El juego del quién es quién va más allá del juego en sí: lo interesante es ver como todo ello son conexiones que están ahí de facto, que siempre han pertenecido al imaginario no sólo de un autor, sino de una cultura. Conocemos las referencias, nos vanagloriamos en reconocerlas, pero nos reconforta hacerlo: comprobamos que entre el genio, que es aquel que habita el mundo ideal, y nosotros, que habitamos el triste mundo real, no hay tanta distancia como creíamos. Él es, al menos, tan pajero como nosotros.
Hay algo de reconfortante en descubrir que aquello que creíamos infinitamente lejano, pero absolutamente propio, es algo cercano y compartido por aquellos que nos son próximos, sea el género fantástico, Guillermo del Toro o Los Simpson. No hay distancia irónica en el acercamiento que ocurre en el gag del sofá: para que existiera cierta distancia que implique burla, desaprobación, tendría que perder por el camino su sentido de la maravilla. Como admitir que no había de que maravillarse no es una opción para Los Simpson, menos aún para Del Toro, asumen el arduo camino de encontrar el modo de congeniar aquellos mundos que nunca parecían haber llamado a encontrarse; incluso así, tiene truco: Los Simpson, por mucha pretensión realista que tenga en muchas ocasiones, tiene una fuerte variante fantástica que permite introducir sin problemas variaciones a su canon básico. ¿Cómo consiguen hacer tal proeza? Del mismo modo que la realidad, que puede ser realista pero, a menudo, se permite desviaciones que la aproximan hacia algunas de las más desquiciadas fabulaciones de la fantasía, si es que no las supera.

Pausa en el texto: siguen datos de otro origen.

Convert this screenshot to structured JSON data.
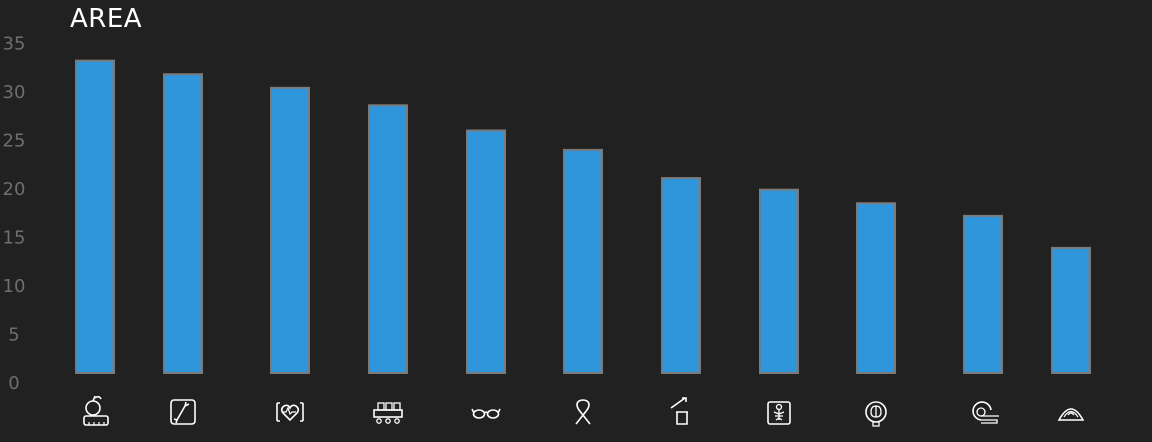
{
  "chart_data": {
    "type": "bar",
    "title": "AREA",
    "xlabel": "",
    "ylabel": "",
    "ylim": [
      0,
      35
    ],
    "yticks": [
      0,
      5,
      10,
      15,
      20,
      25,
      30,
      35
    ],
    "grid": false,
    "categories": [
      "nutrition-icon",
      "orthopedics-icon",
      "cardiology-icon",
      "hospital-beds-icon",
      "ophthalmology-icon",
      "oncology-ribbon-icon",
      "laboratory-sample-icon",
      "radiology-xray-icon",
      "neurology-icon",
      "mri-scanner-icon",
      "ultrasound-icon"
    ],
    "values": [
      32.2,
      30.8,
      29.4,
      27.6,
      25.0,
      23.0,
      20.1,
      18.9,
      17.5,
      16.2,
      12.9
    ]
  },
  "colors": {
    "background": "#212121",
    "bar_fill": "#2f96dc",
    "bar_stroke": "#7a7a7a",
    "tick_text": "#6e6e6e",
    "title_text": "#ffffff",
    "icon_stroke": "#ffffff"
  }
}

Más allá del juego meta‑, que siempre es una estupidez cuando se encuentra vacío, el interés de esta clase de juegos es descubrirnos como somos parte de una cultura que, aunque avance, incluso aunque nos resulte desquiciada, somos todos parte de ella. Habrá quién sólo reconozca a los monstruos clásicos o quién no pase de las referencias de ciencia ficción, pero el gag consigue algo impensable fuera de él: que todos nos reconozcamos como parte de ese mismo contexto fantástico. Eso es más valioso que cualquier mala ironía con la cual se pretenda enfangar la referencia como toda ausencia de amor propio.